Apparent translatory flow in groundwater recharge and runoff generation

A sound understanding of solute transport under stormflow conditions is crucial for assessing groundwater and stream water contamination risk. The vadoze zone exhibits its maximum protective effect, when solute transport occurs via translatory flow. In contrast, short-term hydraulic short circuits via preferential flow can have considerable harmful effects on water quality. The Lehstenbach study combines comprehensive physical and hydrochemical measurements that allow improved understanding of the short-term stream discharge and groundwater recharge dynamics. The data set covers the 1998 catchment wetting-up period, including the second to highest discharge peak, since measurements began in 1987. During that storm, the pressure wave reached 0.9 m depth within 2 h, preceding the discharge peak by another 2 h. In contrast, shallow groundwater response at 3 m depth was delayed considerably.
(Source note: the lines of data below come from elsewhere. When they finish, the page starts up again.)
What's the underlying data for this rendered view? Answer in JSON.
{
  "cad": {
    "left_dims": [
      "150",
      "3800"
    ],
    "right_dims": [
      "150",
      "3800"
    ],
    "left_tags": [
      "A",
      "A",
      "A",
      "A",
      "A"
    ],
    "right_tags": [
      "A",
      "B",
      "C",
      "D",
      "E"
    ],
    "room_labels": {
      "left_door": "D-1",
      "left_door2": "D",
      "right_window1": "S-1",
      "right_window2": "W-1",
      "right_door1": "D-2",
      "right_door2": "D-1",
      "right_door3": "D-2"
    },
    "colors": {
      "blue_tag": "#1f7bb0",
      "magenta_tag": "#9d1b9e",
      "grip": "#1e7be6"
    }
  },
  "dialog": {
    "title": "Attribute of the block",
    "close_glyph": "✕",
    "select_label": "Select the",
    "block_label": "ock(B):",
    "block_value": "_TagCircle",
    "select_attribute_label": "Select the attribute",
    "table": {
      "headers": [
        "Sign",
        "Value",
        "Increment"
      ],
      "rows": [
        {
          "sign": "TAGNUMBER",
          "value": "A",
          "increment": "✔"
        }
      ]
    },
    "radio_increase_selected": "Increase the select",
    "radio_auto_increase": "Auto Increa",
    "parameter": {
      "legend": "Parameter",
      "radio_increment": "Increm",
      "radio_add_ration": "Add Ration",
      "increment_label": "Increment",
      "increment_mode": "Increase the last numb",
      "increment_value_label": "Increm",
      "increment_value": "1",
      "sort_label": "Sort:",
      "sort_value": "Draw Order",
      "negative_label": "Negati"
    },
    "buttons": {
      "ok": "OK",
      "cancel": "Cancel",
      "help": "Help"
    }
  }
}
Soil hydrometric data and temperature, aluminum, sulfate, and dissolved organic carbon dynamics in stream water and groundwater indicated translatory flow during groundwater recharge and stormflow runoff generation. In contrast, the observed decline in silica concentration of groundwater and stream water provided strong evidence that seepage flux was restricted to a small fraction of the total soil water pool. Exchange with the matrix was limited by the slow kinetics of silica dissolution, while sulfate and aluminum kinetics are quite rapid, and this feature explains the apparent discrepancy between silica, sulfate, and aluminum data. The results emphasize that preferential flow phenomena are not so much due to inherent properties of the soil matrix as depending on the scale of observation and the observed parameters and their kinetics of equilibrating with the matrix during subsurface transport.